Ausbildung zu pastoralem Dienst
run the race!
Ausbildung zum pastoralen Dienst
in foursquare Deutschland
In Afrika haben Fußball-Coaches 600.000 Fußballer gecastet, um 3 Fußballer zu finden, die für die Nationalmannschaft trainiert werden können ... Unter 1000en von Menschen suchte Gott Abraham aus, mit dem er sein Volk gründen wollte ... Jesus hat aus einer gewaltigen Menschenmenge 12 Jünger ausgesucht, um mit einem Teil von ihnen die Welt zu verändern ...
Pastor zu sein ist einer der härtesten und gleichzeitig schönsten Berufe, die diese Welt zu bieten hat. Es ist eine Berufung. Wir suchen Menschen, die diese Berufung spüren: als Pastoren im Kinder- oder Jugendbereich, als Gemeindepastoren für Gemeindegründungen oder Mission.
Seit September 2008 bietet das fegw (foursquare in Deutschland) in der Christusgemeinde, Gau-Algesheim (Rheinhessen, Nähe Mainz), eine Ausbildung zum Pastor an (Info:www.christusgemeinde-fegw.de).
Die gesamte Studienzeit umfasst 4 bis 5 Jahre theopraktische Ausbildung.
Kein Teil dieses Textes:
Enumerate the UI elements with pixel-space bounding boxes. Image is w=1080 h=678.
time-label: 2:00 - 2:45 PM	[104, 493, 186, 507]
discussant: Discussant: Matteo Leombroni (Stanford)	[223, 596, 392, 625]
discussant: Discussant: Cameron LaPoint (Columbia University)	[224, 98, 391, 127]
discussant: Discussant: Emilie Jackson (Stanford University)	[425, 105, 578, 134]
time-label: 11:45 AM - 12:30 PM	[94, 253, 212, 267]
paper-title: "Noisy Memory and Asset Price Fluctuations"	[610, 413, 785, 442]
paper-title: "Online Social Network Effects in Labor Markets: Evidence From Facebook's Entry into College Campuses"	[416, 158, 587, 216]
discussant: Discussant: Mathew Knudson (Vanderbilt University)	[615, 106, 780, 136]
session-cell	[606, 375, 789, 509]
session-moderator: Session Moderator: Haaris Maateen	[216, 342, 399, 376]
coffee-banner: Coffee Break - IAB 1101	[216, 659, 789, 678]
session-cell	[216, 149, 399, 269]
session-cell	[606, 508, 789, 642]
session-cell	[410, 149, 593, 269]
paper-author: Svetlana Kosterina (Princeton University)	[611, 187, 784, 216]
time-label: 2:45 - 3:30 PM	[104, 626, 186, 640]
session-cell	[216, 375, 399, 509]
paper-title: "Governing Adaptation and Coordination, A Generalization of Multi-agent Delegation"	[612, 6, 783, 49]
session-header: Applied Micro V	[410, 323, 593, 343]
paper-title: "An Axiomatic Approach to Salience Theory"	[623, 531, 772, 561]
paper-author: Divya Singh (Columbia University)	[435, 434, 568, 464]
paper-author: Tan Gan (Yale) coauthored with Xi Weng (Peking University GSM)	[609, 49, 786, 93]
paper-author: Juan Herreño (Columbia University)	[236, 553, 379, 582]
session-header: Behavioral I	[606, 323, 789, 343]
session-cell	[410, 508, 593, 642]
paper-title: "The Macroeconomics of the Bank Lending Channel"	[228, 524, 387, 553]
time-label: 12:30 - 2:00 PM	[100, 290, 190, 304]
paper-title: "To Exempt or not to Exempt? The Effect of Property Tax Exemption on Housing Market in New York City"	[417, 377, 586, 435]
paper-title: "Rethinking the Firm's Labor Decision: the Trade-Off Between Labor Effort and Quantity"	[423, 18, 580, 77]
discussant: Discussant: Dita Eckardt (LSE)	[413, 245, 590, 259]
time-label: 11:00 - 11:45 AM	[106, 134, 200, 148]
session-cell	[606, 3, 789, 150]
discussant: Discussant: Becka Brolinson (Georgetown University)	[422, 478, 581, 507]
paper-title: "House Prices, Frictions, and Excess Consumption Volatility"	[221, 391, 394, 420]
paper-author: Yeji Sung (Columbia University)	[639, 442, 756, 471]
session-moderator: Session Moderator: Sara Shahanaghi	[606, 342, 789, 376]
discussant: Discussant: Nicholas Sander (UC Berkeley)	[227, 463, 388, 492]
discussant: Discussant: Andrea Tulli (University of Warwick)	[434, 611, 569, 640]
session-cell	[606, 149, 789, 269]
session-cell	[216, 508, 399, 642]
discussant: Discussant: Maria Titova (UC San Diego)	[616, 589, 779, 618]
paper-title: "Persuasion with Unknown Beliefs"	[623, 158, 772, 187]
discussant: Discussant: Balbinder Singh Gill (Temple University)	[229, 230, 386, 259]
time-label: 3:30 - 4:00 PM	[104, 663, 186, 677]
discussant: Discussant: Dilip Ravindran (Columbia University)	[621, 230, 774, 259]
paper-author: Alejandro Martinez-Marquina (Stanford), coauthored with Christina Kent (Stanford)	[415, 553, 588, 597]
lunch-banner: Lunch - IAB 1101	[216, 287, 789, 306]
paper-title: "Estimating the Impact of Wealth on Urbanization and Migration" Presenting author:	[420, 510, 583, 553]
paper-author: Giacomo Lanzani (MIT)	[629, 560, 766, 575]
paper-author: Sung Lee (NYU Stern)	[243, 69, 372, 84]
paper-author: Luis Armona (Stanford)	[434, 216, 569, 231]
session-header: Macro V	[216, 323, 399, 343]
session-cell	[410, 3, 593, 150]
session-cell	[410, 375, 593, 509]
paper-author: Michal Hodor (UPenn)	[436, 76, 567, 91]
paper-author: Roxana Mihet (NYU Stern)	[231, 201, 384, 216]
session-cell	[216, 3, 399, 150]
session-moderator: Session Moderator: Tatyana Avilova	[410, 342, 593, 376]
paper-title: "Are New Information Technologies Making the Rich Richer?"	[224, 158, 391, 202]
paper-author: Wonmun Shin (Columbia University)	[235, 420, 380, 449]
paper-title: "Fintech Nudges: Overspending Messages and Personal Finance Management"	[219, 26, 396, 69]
Ziel ist die Befähigung zum pastoralen Dienst. Die Studienzeit endet mit einem Bachelor- oder Masterabschluss.
Diese Titel werden von der „New Covenant International University“ in Florida verliehen. Viele Bereiche der Theorie werden schon während der Ausbildung praktisch umgesetzt.
Die Studenten werden deshalb ca. 3 Tage pro Woche in einer Gemeinde der Region mitarbeiten
(Frankfurt, Mainz ...). Treibhaus Silber ist eine Mischung aus Präsenz- und Fernstudium. Themen wie Exegese, Predigtlehre, Kirchengeschichte, Leadership, Seelsorge oder auch Weltreligionen finden sich auf dem Stundenplan wieder.
Ein Erfahrungsbericht:
Timon Mann
leitet zusammen mit seiner Frau Christiane die Twenarbeit der enChristo Gemeinde.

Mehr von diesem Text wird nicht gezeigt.